Mona Shtaya : Oui. Nous avons entendu parler de ces incidents à Gaza pendant le génocide. Mais nous avons également entendu parler de choses similaires en Cisjordanie il y a quelques années. La même technologie a été utilisée pour tuer des Palestiniens en Cisjordanie, dans la ville de Naplouse. Il y a aussi le soi-disant tireur intelligent dans la zone H2 d'Hébron, qui n'est malheureusement pas intelligent. Il s'agit d'un tueur automatisé qui se dirige vers vous lorsque vous marchez dans la rue. Il est conçu pour que les gens aient peur en permanence.
MTM : Qu'est-ce que cela signifie pour les gens sur le plan psychologique ?
Mona Shtaya : Il est difficile d'expliquer ce que l'on ressent lorsqu'on vit constamment dans la peur. On ne peut même pas l'imaginer. Si l'on va d'Hébron à Jérusalem, un itinéraire truffé de caméras de vidéosurveillance et de technologies de reconnaissance faciale, c'est encore pire. Les Palestiniens forment une société plutôt conservatrice. Je connais des femmes à Jérusalem-Est qui portent leur hijab à l'intérieur de leur maison. Pour les femmes musulmanes, la maison est un lieu sûr où il n'est pas nécessaire de se couvrir la tête. Mais certaines femmes se sentent observées, elles ont l'impression que des caméras de surveillance envahissent leur espace privé. On pourrait dire qu'elle ne fait que se couvrir la tête et que ce n'est pas dangereux. Mais d'un autre côté, si les femmes commençaient à se couvrir la tête à l'intérieur de leur maison, on pourrait plus tard prétendre qu'il s'agit d'une extrémiste religieuse. La colonisation instille une peur structurelle.
MTM : La Cisjordanie est officiellement administrée par l'Autorité palestinienne. Quel est son rôle dans tout cela ?
Mona Shtaya : Parfois, les gens pensent que, si vous vivez sous une certaine autorité, vous élisez cette autorité et que vous vivez dans un système démocratique ; et que vous pouvez leur demander des comptes sur ce qu'ils font. Ce n'est pas exactement le cas en ce qui concerne la Cisjordanie. Les Palestiniens de Cisjordanie vivent sous la même Autorité palestinienne depuis 2006, et nous n'avons même pas essayé d'organiser des élections depuis. Il y a un manque de transparence, un manque d'intégrité. Vous ne pouvez pas leur demander des comptes parce que vous ne les avez pas élus, qu'ils sont au pouvoir et que vous ne savez pas comment les choses fonctionnent. L'autorité assume un rôle plus administratif, s'occupant de l'éducation, du système de santé et d'autres choses. Je crois que l'Autorité palestinienne consacre environ 28 % de son budget public à la sécurité. Mais en fin de compte, les Palestiniens ne se sentent pas en sécurité chez eux.

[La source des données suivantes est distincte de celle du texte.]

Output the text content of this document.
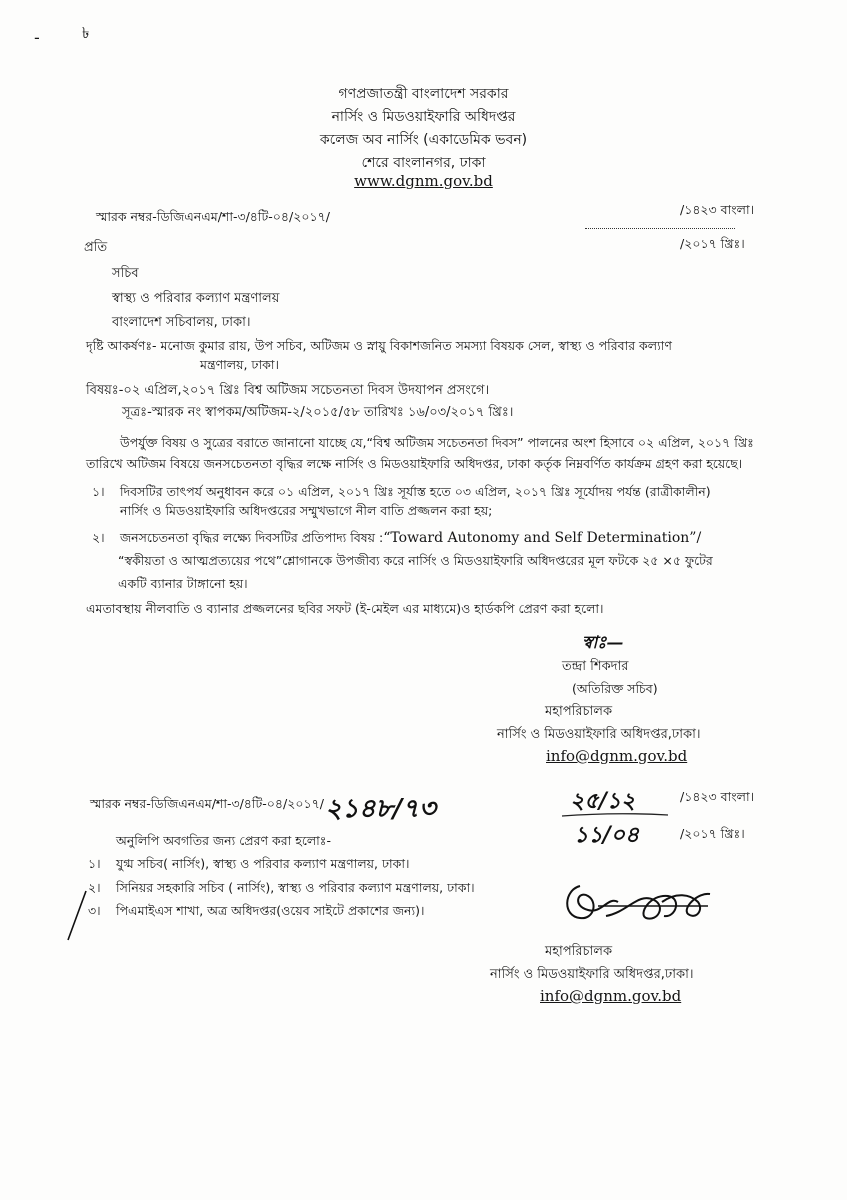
-	৳
গণপ্রজাতন্ত্রী বাংলাদেশ সরকার
নার্সিং ও মিডওয়াইফারি অধিদপ্তর
কলেজ অব নার্সিং (একাডেমিক ভবন)
শেরে বাংলানগর, ঢাকা
www.dgnm.gov.bd
স্মারক নম্বর-ডিজিএনএম/শা-৩/৪টি-০৪/২০১৭/	/১৪২৩ বাংলা।
/২০১৭ খ্রিঃ।
প্রতি
সচিব
স্বাস্থ্য ও পরিবার কল্যাণ মন্ত্রণালয়
বাংলাদেশ সচিবালয়, ঢাকা।
দৃষ্টি আকর্ষণঃ- মনোজ কুমার রায়, উপ সচিব, অটিজম ও স্নায়ু বিকাশজনিত সমস্যা বিষয়ক সেল, স্বাস্থ্য ও পরিবার কল্যাণ
মন্ত্রণালয়, ঢাকা।
বিষয়ঃ-০২ এপ্রিল,২০১৭ খ্রিঃ বিশ্ব অটিজম সচেতনতা দিবস উদযাপন প্রসংগে।
সূত্রঃ-স্মারক নং স্বাপকম/অটিজম-২/২০১৫/৫৮ তারিখঃ ১৬/০৩/২০১৭ খ্রিঃ।
উপর্যুক্ত বিষয় ও সুত্রের বরাতে জানানো যাচ্ছে যে,“বিশ্ব অটিজম সচেতনতা দিবস” পালনের অংশ হিসাবে ০২ এপ্রিল, ২০১৭ খ্রিঃ
তারিখে অটিজম বিষয়ে জনসচেতনতা বৃদ্ধির লক্ষে নার্সিং ও মিডওয়াইফারি অধিদপ্তর, ঢাকা কর্তৃক নিম্নবর্ণিত কার্যক্রম গ্রহণ করা হয়েছে।
১। দিবসটির তাৎপর্য অনুধাবন করে ০১ এপ্রিল, ২০১৭ খ্রিঃ সূর্যাস্ত হতে ০৩ এপ্রিল, ২০১৭ খ্রিঃ সূর্যোদয় পর্যন্ত (রাত্রীকালীন)
নার্সিং ও মিডওয়াইফারি অধিদপ্তরের সম্মুখভাগে নীল বাতি প্রজ্জলন করা হয়;
২। জনসচেতনতা বৃদ্ধির লক্ষ্যে দিবসটির প্রতিপাদ্য বিষয় :“Toward Autonomy and Self Determination”/
“স্বকীয়তা ও আত্মপ্রত্যয়ের পথে”শ্লোগানকে উপজীব্য করে নার্সিং ও মিডওয়াইফারি অধিদপ্তরের মূল ফটকে ২৫ ×৫ ফুটের
একটি ব্যানার টাঙ্গানো হয়।
এমতাবস্থায় নীলবাতি ও ব্যানার প্রজ্জলনের ছবির সফট (ই-মেইল এর মাধ্যমে)ও হার্ডকপি প্রেরণ করা হলো।
স্বাঃ—
তন্দ্রা শিকদার
(অতিরিক্ত সচিব)
মহাপরিচালক
নার্সিং ও মিডওয়াইফারি অধিদপ্তর,ঢাকা।
info@dgnm.gov.bd
স্মারক নম্বর-ডিজিএনএম/শা-৩/৪টি-০৪/২০১৭/ ২১৪৮/৭৩	২৫/১২	/১৪২৩ বাংলা।
১১/০৪	/২০১৭ খ্রিঃ।
অনুলিপি অবগতির জন্য প্রেরণ করা হলোঃ-
১। যুগ্ম সচিব( নার্সিং), স্বাস্থ্য ও পরিবার কল্যাণ মন্ত্রণালয়, ঢাকা।
২। সিনিয়র সহকারি সচিব ( নার্সিং), স্বাস্থ্য ও পরিবার কল্যাণ মন্ত্রণালয়, ঢাকা।
৩। পিএমাইএস শাখা, অত্র অধিদপ্তর(ওয়েব সাইটে প্রকাশের জন্য)।
মহাপরিচালক
নার্সিং ও মিডওয়াইফারি অধিদপ্তর,ঢাকা।
info@dgnm.gov.bd
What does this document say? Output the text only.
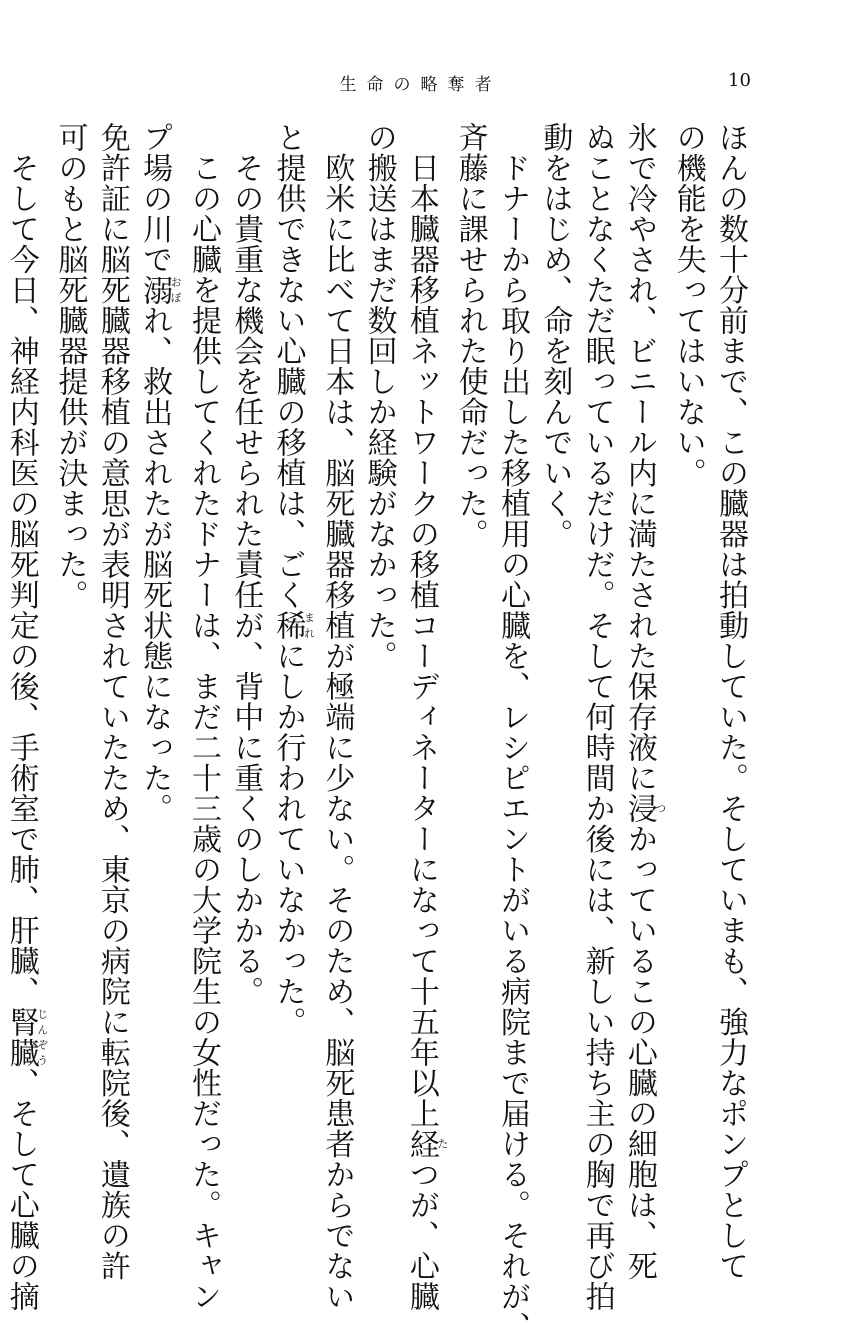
生命の略奪者	10
ほんの数十分前まで、この臓器は拍動していた。そしていまも、強力なポンプとして
の機能を失ってはいない。
氷で冷やされ、ビニール内に満たされた保存液に浸つかっているこの心臓の細胞は、死
ぬことなくただ眠っているだけだ。そして何時間か後には、新しい持ち主の胸で再び拍
動をはじめ、命を刻んでいく。
　ドナーから取り出した移植用の心臓を、レシピエントがいる病院まで届ける。それが、
斉藤に課せられた使命だった。
　日本臓器移植ネットワークの移植コーディネーターになって十五年以上経たつが、心臓
の搬送はまだ数回しか経験がなかった。
　欧米に比べて日本は、脳死臓器移植が極端に少ない。そのため、脳死患者からでない
と提供できない心臓の移植は、ごく稀まれにしか行われていなかった。
　その貴重な機会を任せられた責任が、背中に重くのしかかる。
　この心臓を提供してくれたドナーは、まだ二十三歳の大学院生の女性だった。キャン
プ場の川で溺おぼれ、救出されたが脳死状態になった。
免許証に脳死臓器移植の意思が表明されていたため、東京の病院に転院後、遺族の許
可のもと脳死臓器提供が決まった。
　そして今日、神経内科医の脳死判定の後、手術室で肺、肝臓、腎臓じんぞう、そして心臓の摘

MTM : Qu'est-ce qui doit changer pour que la technologie travaille en faveur des gens et non contre eux ?
Mona Shtaya : Il faut changer la façon dont la technologie est réglementée. Aujourd'hui, nous constatons que les habitants des pays à majorité mondiale sont à la traîne en ce qui concerne les réglementations susceptibles de les protéger. Nous devons réfléchir collectivement à ce type de réglementation. Les réglementations qui existent sont principalement actives dans les pays du Nord, mais nous devons protéger les populations du monde entier contre l'utilisation néfaste des technologies et nous devons être en mesure de demander des comptes aux bonnes personnes. Si nous regardons les États-Unis actuellement, l'alignement entre les oligarques de la technologie et l'administration américaine que nous observons va clairement dans la mauvaise direction. Si les États-Unis installent un système d'autoritarisme numérique, alors nous devons considérer que les systèmes d'auto-gouvernance que ces entreprises sont censées utiliser pour s'autoréguler ne fonctionnent plus. Nous devons également unir nos forces à celles d'autres décideurs politiques et gouvernements progressistes et les laisser jouer un rôle de premier plan dans l'application des réglementations afin de s'assurer que ces entreprises sont tenues pour responsables.